Por que isso acontece durante o sono
Durante a madrugada, a pessoa pode ficar muitas horas sem comer, enquanto a medicação continua agindo para reduzir a glicose. O risco aumenta quando há dose maior do que o necessário, atraso ou falta de jantar, exercício intenso no fim do dia ou consumo de álcool.
A CDC explica que a hipoglicemia pode causar batimento cardíaco acelerado, tremores, suor, ansiedade, irritabilidade, confusão, tontura e fome. À noite, esses sinais podem despertar a pessoa ou aparecer ao acordar, junto com cansaço e dor de cabeça.

Sinais de hipoglicemia noturna
A hipoglicemia noturna pode ser percebida de forma indireta, porque nem sempre a pessoa acorda no momento da queda de açúcar.
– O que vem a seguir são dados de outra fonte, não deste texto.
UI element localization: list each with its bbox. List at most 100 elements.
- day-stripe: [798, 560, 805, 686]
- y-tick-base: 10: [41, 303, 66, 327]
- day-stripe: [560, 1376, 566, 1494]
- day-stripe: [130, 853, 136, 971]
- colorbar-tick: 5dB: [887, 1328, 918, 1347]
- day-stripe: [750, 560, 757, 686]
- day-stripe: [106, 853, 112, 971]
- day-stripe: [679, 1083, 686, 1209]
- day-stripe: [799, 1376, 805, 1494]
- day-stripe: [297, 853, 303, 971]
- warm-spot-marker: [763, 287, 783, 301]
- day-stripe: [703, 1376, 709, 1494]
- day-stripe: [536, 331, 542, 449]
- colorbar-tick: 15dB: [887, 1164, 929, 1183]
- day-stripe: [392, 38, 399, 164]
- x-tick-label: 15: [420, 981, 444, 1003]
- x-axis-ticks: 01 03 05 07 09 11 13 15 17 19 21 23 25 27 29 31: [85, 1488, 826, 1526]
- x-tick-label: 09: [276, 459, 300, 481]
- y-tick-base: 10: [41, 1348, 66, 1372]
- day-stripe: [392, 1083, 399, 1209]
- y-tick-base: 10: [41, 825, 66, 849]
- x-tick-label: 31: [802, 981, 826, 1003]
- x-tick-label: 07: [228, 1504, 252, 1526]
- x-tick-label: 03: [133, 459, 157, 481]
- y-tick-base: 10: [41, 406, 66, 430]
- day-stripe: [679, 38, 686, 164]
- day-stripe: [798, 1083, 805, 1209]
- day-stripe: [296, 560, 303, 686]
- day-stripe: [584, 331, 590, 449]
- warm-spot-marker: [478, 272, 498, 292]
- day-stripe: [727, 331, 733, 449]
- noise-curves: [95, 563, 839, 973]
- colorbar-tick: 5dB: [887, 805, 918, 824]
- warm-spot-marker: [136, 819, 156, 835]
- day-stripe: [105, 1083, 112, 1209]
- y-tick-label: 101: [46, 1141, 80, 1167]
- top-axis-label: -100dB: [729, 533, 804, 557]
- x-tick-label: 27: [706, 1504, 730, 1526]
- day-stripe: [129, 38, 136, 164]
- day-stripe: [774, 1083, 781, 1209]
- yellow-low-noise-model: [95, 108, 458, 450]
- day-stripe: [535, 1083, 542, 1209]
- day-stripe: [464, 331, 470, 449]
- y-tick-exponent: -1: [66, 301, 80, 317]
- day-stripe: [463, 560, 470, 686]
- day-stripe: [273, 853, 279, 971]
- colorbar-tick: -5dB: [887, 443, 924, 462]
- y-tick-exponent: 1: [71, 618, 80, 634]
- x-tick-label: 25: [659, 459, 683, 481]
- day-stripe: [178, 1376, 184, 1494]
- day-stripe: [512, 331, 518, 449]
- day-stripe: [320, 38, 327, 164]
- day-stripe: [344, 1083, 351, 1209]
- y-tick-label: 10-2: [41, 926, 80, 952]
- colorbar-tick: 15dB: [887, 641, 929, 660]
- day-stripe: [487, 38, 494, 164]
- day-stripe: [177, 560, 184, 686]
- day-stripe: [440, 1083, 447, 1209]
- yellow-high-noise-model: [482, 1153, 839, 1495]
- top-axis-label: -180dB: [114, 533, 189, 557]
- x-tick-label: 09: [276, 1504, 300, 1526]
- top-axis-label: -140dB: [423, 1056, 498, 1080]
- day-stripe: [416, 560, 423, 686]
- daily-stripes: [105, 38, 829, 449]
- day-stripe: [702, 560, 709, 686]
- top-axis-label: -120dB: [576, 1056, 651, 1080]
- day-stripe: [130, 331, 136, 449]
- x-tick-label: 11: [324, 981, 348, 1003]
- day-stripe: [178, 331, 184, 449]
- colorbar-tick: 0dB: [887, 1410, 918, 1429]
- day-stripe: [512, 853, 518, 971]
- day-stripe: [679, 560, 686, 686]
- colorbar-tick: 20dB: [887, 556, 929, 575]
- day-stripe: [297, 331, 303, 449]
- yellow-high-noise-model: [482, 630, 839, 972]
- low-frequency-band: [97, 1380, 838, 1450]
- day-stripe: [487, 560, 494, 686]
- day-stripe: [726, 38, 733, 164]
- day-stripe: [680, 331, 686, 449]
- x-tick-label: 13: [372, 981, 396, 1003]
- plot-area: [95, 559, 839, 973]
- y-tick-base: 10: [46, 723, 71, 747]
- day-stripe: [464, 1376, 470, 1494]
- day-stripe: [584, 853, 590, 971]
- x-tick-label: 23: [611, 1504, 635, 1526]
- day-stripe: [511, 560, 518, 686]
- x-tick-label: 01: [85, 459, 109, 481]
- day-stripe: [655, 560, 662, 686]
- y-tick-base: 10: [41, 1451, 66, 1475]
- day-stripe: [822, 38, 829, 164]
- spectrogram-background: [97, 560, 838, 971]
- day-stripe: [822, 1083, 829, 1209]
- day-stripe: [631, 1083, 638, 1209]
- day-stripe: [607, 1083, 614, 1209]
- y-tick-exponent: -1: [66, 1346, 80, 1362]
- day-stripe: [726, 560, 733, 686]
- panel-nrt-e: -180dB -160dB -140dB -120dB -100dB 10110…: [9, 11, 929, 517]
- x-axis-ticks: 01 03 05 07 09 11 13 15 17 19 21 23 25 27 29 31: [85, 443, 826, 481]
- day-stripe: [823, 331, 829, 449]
Por isso, é importante observar sinais ao despertar e padrões repetidos.
- Suor frio ou roupa de cama úmida ao acordar;
- Coração acelerado, tremores ou sensação de ansiedade sem motivo claro;
- Dor de cabeça matinal, fraqueza ou tontura;
- Pesadelos, sono agitado ou despertar confuso;
- Glicose baixa medida de madrugada ou logo ao acordar.
O que diz um estudo científico
Um estudo clínico chamado Defective Awakening Response to Nocturnal Hypoglycemia in Patients with Type 1 Diabetes Mellitus, publicado na PLOS Medicine, avaliou a resposta ao despertar durante episódios de hipoglicemia noturna em pessoas com diabetes tipo 1.
Os autores observaram que pacientes com diabetes tipo 1 podem ter uma resposta de despertar reduzida quando a glicose cai durante o sono. Isso ajuda a explicar por que algumas pessoas não percebem a queda no momento em que ela acontece e só notam pistas pela manhã, como suor, palpitações, cansaço ou glicose alterada.
Como diferenciar de calor ou ansiedade
O calor costuma causar suor sem outros sinais metabólicos importantes e melhora ao ajustar roupas, cobertores ou ventilação. Já a ansiedade noturna pode vir com palpitações, mas nem sempre aparece junto com glicose baixa ou relação clara com horários de medicação e refeições.
A suspeita de hipoglicemia noturna aumenta quando os sintomas surgem em quem usa insulina, sulfonilureias ou outros medicamentos que reduzem a glicose, especialmente após comer pouco, se exercitar mais que o habitual ou beber álcool. Saiba mais sobre hipoglicemia e seus principais sinais.

Quando procurar orientação
Algumas medidas ajudam a reconhecer o padrão e reduzem o risco de novos episódios. No entanto, mudanças em doses de remédios para diabetes devem ser feitas apenas com orientação médica.
- Meça a glicose quando acordar suando, tremendo ou com palpitações;
- Anote horário da última refeição, dose do remédio, exercício e consumo de álcool;
- Procure atendimento se houver confusão, desmaio, convulsão ou dificuldade para se recuperar;
- Converse com o médico se os episódios se repetirem, mesmo que pareçam leves.
Avaliar a hipoglicemia noturna é importante para ajustar o tratamento com segurança e evitar tanto quedas de açúcar quanto descontrole da glicose ao longo do dia.
Este conteúdo é apenas informativo e não substitui a avaliação de um médico.